Male fruit flies exposed to ozone pollution may struggle to recognise members of the opposite sex and show an interest in other males instead, research suggests.
Scientists have found high levels of ozone exposure disrupts the chemical mating signal – pheromones – of these insects.
Female flies were found to be less interested in males exposed to ozone and much slower to respond to their courtship behaviour.
The researchers said their findings, published in the journal Nature Communications, raise concern that ozone pollution may be contributing to the global decline of insects.
Study author Professor Bill Hansson, head of the Evolutionary Neuroethology Department and co-founder of the Max Planck Centre on next Generation Insect Chemical Ecology, said: “Insects and their pheromones have evolved over millions of years.
“In contrast, the concentration of air pollutants has only increased dramatically since industrialisation.
“It is unlikely that the communication systems of insects, which have evolved over the course of evolution, will be able to adapt to new conditions within a short period of time if pheromones are suddenly no longer there.
“The only solution to this dilemma is to immediately reduce pollutants in the atmosphere.”
While ozone that is high in the Earth’s atmosphere protects us from the sun’s harmful radiation, at ground level it is an air pollutant that has been found to harm people and plants.

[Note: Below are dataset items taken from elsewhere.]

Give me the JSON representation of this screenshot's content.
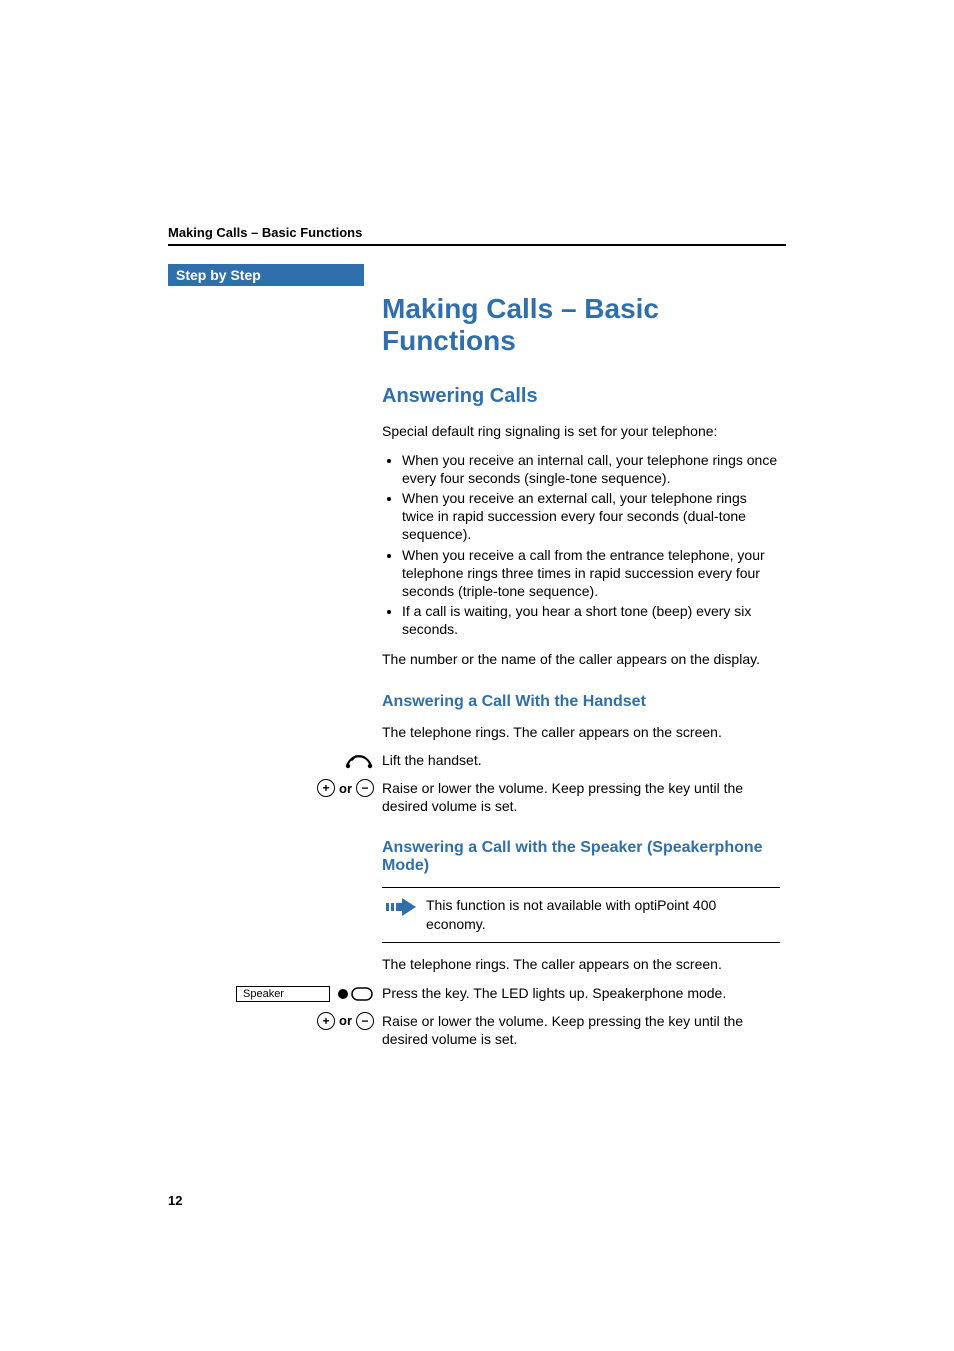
{
  "running_header": "Making Calls – Basic Functions",
  "sidebar_label": "Step by Step",
  "title": "Making Calls – Basic Functions",
  "answering": {
    "heading": "Answering Calls",
    "intro": "Special default ring signaling is set for your telephone:",
    "bullets": [
      "When you receive an internal call, your telephone rings once every four seconds (single-tone sequence).",
      "When you receive an external call, your telephone rings twice in rapid succession every four seconds (dual-tone sequence).",
      "When you receive a call from the entrance telephone, your telephone rings three times in rapid succession every four seconds (triple-tone sequence).",
      "If a call is waiting, you hear a short tone (beep) every six seconds."
    ],
    "after_bullets": "The number or the name of the caller appears on the display."
  },
  "handset": {
    "heading": "Answering a Call With the Handset",
    "line1": "The telephone rings. The caller appears on the screen.",
    "lift": "Lift the handset.",
    "volume": "Raise or lower the volume. Keep pressing the key until the desired volume is set."
  },
  "speaker": {
    "heading": "Answering a Call with the Speaker (Speakerphone Mode)",
    "note": "This function is not available with optiPoint 400 economy.",
    "line1": "The telephone rings. The caller appears on the screen.",
    "key_label": "Speaker",
    "press": "Press the key. The LED lights up. Speakerphone mode.",
    "volume": "Raise or lower the volume. Keep pressing the key until the desired volume is set."
  },
  "or_label": "or",
  "page_number": "12"
}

Ground-level ozone forms when nitrogen oxides and volatile organic compounds – pollution that comes from vehicles and industry – react with each other in sunlight and hot temperatures.

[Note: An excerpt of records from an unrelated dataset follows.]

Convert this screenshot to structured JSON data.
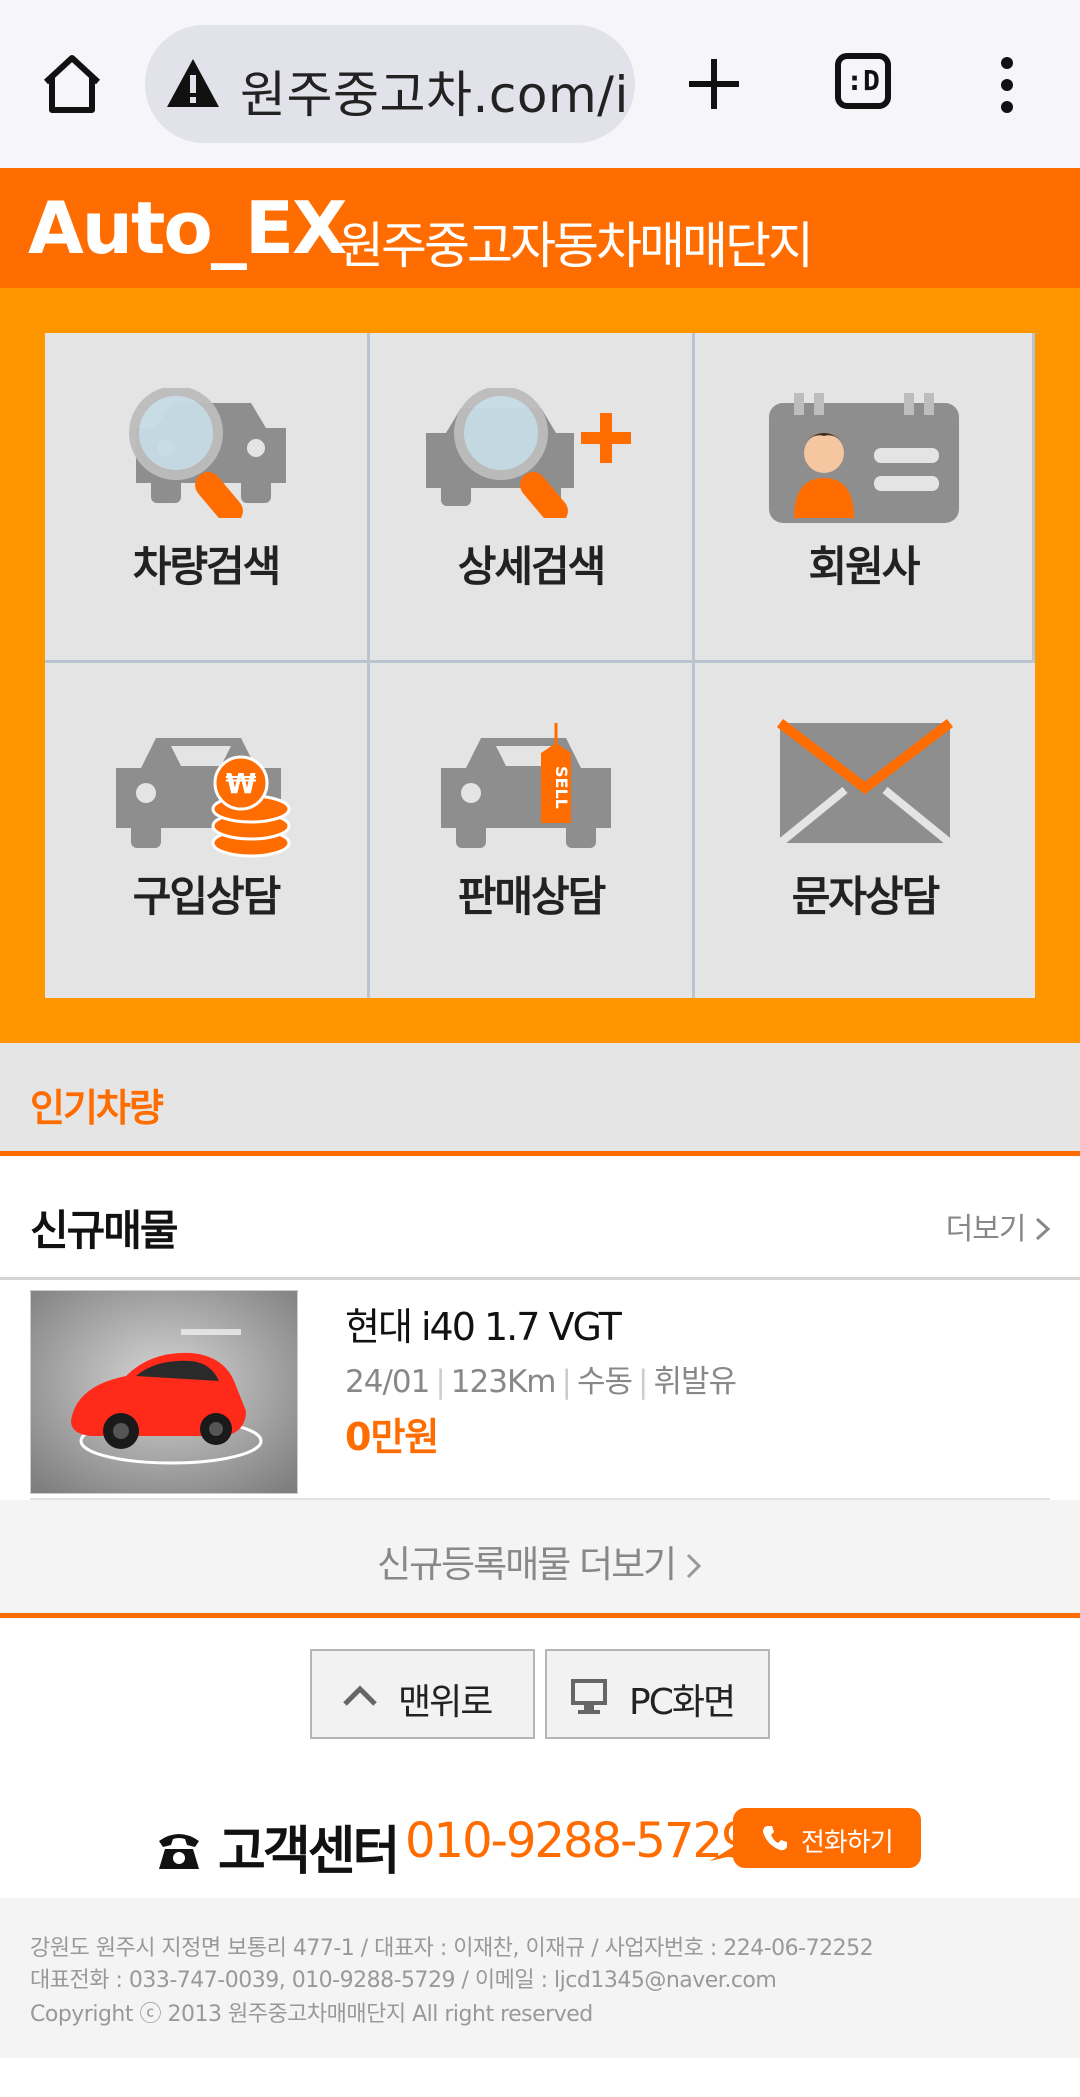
{
  "browser": {
    "url_text": "원주중고차.com/i",
    "tabs_label": ":D"
  },
  "header": {
    "brand_en": "Auto_EX",
    "brand_ko": "원주중고자동차매매단지"
  },
  "menu": {
    "items": [
      {
        "label": "차량검색"
      },
      {
        "label": "상세검색"
      },
      {
        "label": "회원사"
      },
      {
        "label": "구입상담"
      },
      {
        "label": "판매상담"
      },
      {
        "label": "문자상담"
      }
    ],
    "sell_tag": "SELL",
    "won_symbol": "₩"
  },
  "popular": {
    "title": "인기차량"
  },
  "new_listings": {
    "title": "신규매물",
    "more_label": "더보기",
    "items": [
      {
        "name": "현대 i40 1.7 VGT",
        "year": "24/01",
        "mileage": "123Km",
        "transmission": "수동",
        "fuel": "휘발유",
        "price": "0만원"
      }
    ],
    "more_bar_label": "신규등록매물 더보기"
  },
  "buttons": {
    "top_label": "맨위로",
    "pc_label": "PC화면"
  },
  "customer_center": {
    "label": "고객센터",
    "phone": "010-9288-5729",
    "call_label": "전화하기"
  },
  "footer": {
    "line1": "강원도 원주시 지정면 보통리 477-1 / 대표자 : 이재찬, 이재규 / 사업자번호 : 224-06-72252",
    "line2": "대표전화 : 033-747-0039, 010-9288-5729 / 이메일 : ljcd1345@naver.com",
    "line3": "Copyright ⓒ 2013 원주중고차매매단지 All right reserved"
  },
  "colors": {
    "accent": "#ff6c00",
    "menu_bg": "#ff9600",
    "icon_grey": "#8e8e8e"
  }
}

Like fruit flies, many insects communicate using pheromones that are released into the air – and this is particularly important when it comes to finding a mate.
Males use the odour from pheromones to distinguish females from other males: pheromones attract females while repelling other males.

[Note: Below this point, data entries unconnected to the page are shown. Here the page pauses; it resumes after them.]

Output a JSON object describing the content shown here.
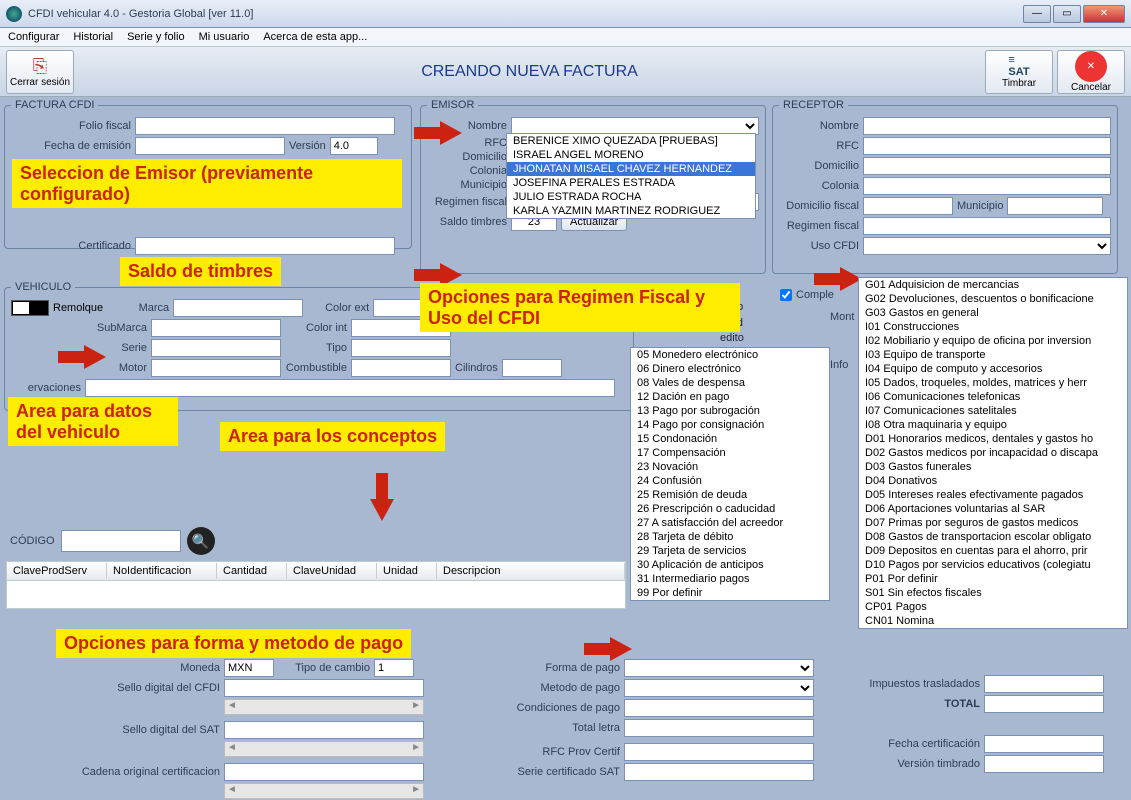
{
  "window": {
    "title": "CFDI vehicular 4.0 - Gestoria Global [ver 11.0]"
  },
  "menu": {
    "items": [
      "Configurar",
      "Historial",
      "Serie y folio",
      "Mi usuario",
      "Acerca de esta app..."
    ]
  },
  "toolbar": {
    "logout": "Cerrar sesión",
    "title": "CREANDO NUEVA FACTURA",
    "timbrar": "Timbrar",
    "cancelar": "Cancelar"
  },
  "factura": {
    "legend": "FACTURA CFDI",
    "folio_lbl": "Folio fiscal",
    "fecha_lbl": "Fecha de emisión",
    "version_lbl": "Versión",
    "version_val": "4.0",
    "cert_lbl": "Certificado"
  },
  "emisor": {
    "legend": "EMISOR",
    "nombre_lbl": "Nombre",
    "rfc_lbl": "RFC",
    "dom_lbl": "Domicilio",
    "col_lbl": "Colonia",
    "mun_lbl": "Municipio",
    "reg_lbl": "Regimen fiscal",
    "saldo_lbl": "Saldo timbres",
    "saldo_val": "23",
    "actualizar": "Actualizar",
    "options": [
      "BERENICE XIMO QUEZADA [PRUEBAS]",
      "ISRAEL ANGEL MORENO",
      "JHONATAN MISAEL CHAVEZ HERNANDEZ",
      "JOSEFINA PERALES ESTRADA",
      "JULIO ESTRADA ROCHA",
      "KARLA YAZMIN MARTINEZ RODRIGUEZ"
    ]
  },
  "receptor": {
    "legend": "RECEPTOR",
    "nombre_lbl": "Nombre",
    "rfc_lbl": "RFC",
    "dom_lbl": "Domicilio",
    "col_lbl": "Colonia",
    "domfis_lbl": "Domicilio fiscal",
    "mun_lbl": "Municipio",
    "reg_lbl": "Regimen fiscal",
    "uso_lbl": "Uso CFDI",
    "comple_lbl": "Comple",
    "mont_lbl": "Mont",
    "info_lbl": "Info"
  },
  "vehiculo": {
    "legend": "VEHICULO",
    "remolque": "Remolque",
    "marca": "Marca",
    "submarca": "SubMarca",
    "serie": "Serie",
    "motor": "Motor",
    "obs": "ervaciones",
    "colorext": "Color ext",
    "colorint": "Color int",
    "tipo": "Tipo",
    "combustible": "Combustible",
    "cilindros": "Cilindros"
  },
  "conceptos": {
    "codigo_lbl": "CÓDIGO",
    "headers": [
      "ClaveProdServ",
      "NoIdentificacion",
      "Cantidad",
      "ClaveUnidad",
      "Unidad",
      "Descripcion"
    ]
  },
  "pago": {
    "moneda_lbl": "Moneda",
    "moneda_val": "MXN",
    "tc_lbl": "Tipo de cambio",
    "tc_val": "1",
    "sello_cfdi": "Sello digital del CFDI",
    "sello_sat": "Sello digital del SAT",
    "cadena": "Cadena original certificacion",
    "forma_lbl": "Forma de pago",
    "metodo_lbl": "Metodo de pago",
    "cond_lbl": "Condiciones de pago",
    "total_letra": "Total letra",
    "rfc_prov": "RFC Prov Certif",
    "serie_sat": "Serie certificado SAT",
    "fecha_cert": "Fecha certificación",
    "version_timb": "Versión timbrado",
    "imp_lbl": "Impuestos trasladados",
    "total_lbl": "TOTAL"
  },
  "forma_pago_extra": {
    "ativo": "ativo",
    "efondos": "electrónica de fond",
    "edito": "edito"
  },
  "forma_pago_options": [
    "05 Monedero electrónico",
    "06 Dinero electrónico",
    "08 Vales de despensa",
    "12 Dación en pago",
    "13 Pago por subrogación",
    "14 Pago por consignación",
    "15 Condonación",
    "17 Compensación",
    "23 Novación",
    "24 Confusión",
    "25 Remisión de deuda",
    "26 Prescripción o caducidad",
    "27 A satisfacción del acreedor",
    "28 Tarjeta de débito",
    "29 Tarjeta de servicios",
    "30 Aplicación de anticipos",
    "31 Intermediario pagos",
    "99 Por definir"
  ],
  "uso_cfdi_options": [
    "G01 Adquisicion de mercancias",
    "G02 Devoluciones, descuentos o bonificacione",
    "G03 Gastos en general",
    "I01 Construcciones",
    "I02 Mobiliario y equipo de oficina por inversion",
    "I03 Equipo de transporte",
    "I04 Equipo de computo y accesorios",
    "I05 Dados, troqueles, moldes, matrices y herr",
    "I06 Comunicaciones telefonicas",
    "I07 Comunicaciones satelitales",
    "I08 Otra maquinaria y equipo",
    "D01 Honorarios medicos, dentales y gastos ho",
    "D02 Gastos medicos por incapacidad o discapa",
    "D03 Gastos funerales",
    "D04 Donativos",
    "D05 Intereses reales efectivamente pagados",
    "D06 Aportaciones voluntarias al SAR",
    "D07 Primas por seguros de gastos medicos",
    "D08 Gastos de transportacion escolar obligato",
    "D09 Depositos en cuentas para el ahorro, prir",
    "D10 Pagos por servicios educativos (colegiatu",
    "P01 Por definir",
    "S01 Sin efectos fiscales",
    "CP01 Pagos",
    "CN01 Nomina"
  ],
  "annot": {
    "emisor": "Seleccion de Emisor (previamente configurado)",
    "saldo": "Saldo de timbres",
    "regimen": "Opciones para Regimen Fiscal y Uso del CFDI",
    "vehiculo": "Area para datos del vehiculo",
    "conceptos": "Area para los conceptos",
    "pago": "Opciones para forma y metodo de pago"
  }
}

For the study, male fruit flies were exposed to ozone (at about 100 parts per billion) for two hours – similar to the amount seen in ground-level atmosphere in polluted cities.
When compared to control insects, the researchers found that pheromone levels in ozone-exposed fruit flies decreased significantly.
Of the eight species of fruit flies tested, only one species, Drosophila busckii, was found to be unaffected by ozone exposure.
The scientists said they also observed an increase in male-to-male courtship after ozone exposure, which they believe was likely due to male fruit flies not being able to differentiate between other males and females without these chemical signals.
The researchers said that most insect pheromones contain carbon-carbon double bonds which can be easily destroyed by ozone.
Study author Dr Markus Knaden, who heads the Odour-guided Behaviour Group in the Department of Evolutionary Neuroethology at the Max Planck Institute for Chemical Ecology, said: “We already knew that environmental pollutants such as ozone and nitric oxide degrade floral scents, making flowers less attractive to their pollinators.
“Since compounds with carbon double bonds are particularly sensitive to ozone degradation, and almost all insect sex pheromones carry such double bonds, we wondered whether air pollution also affects how well insect females and males find and identify each other during mating.”
As part of the next steps, the researchers are looking to study the effects of ozone on a broader range of insects, including moths, bees and ants.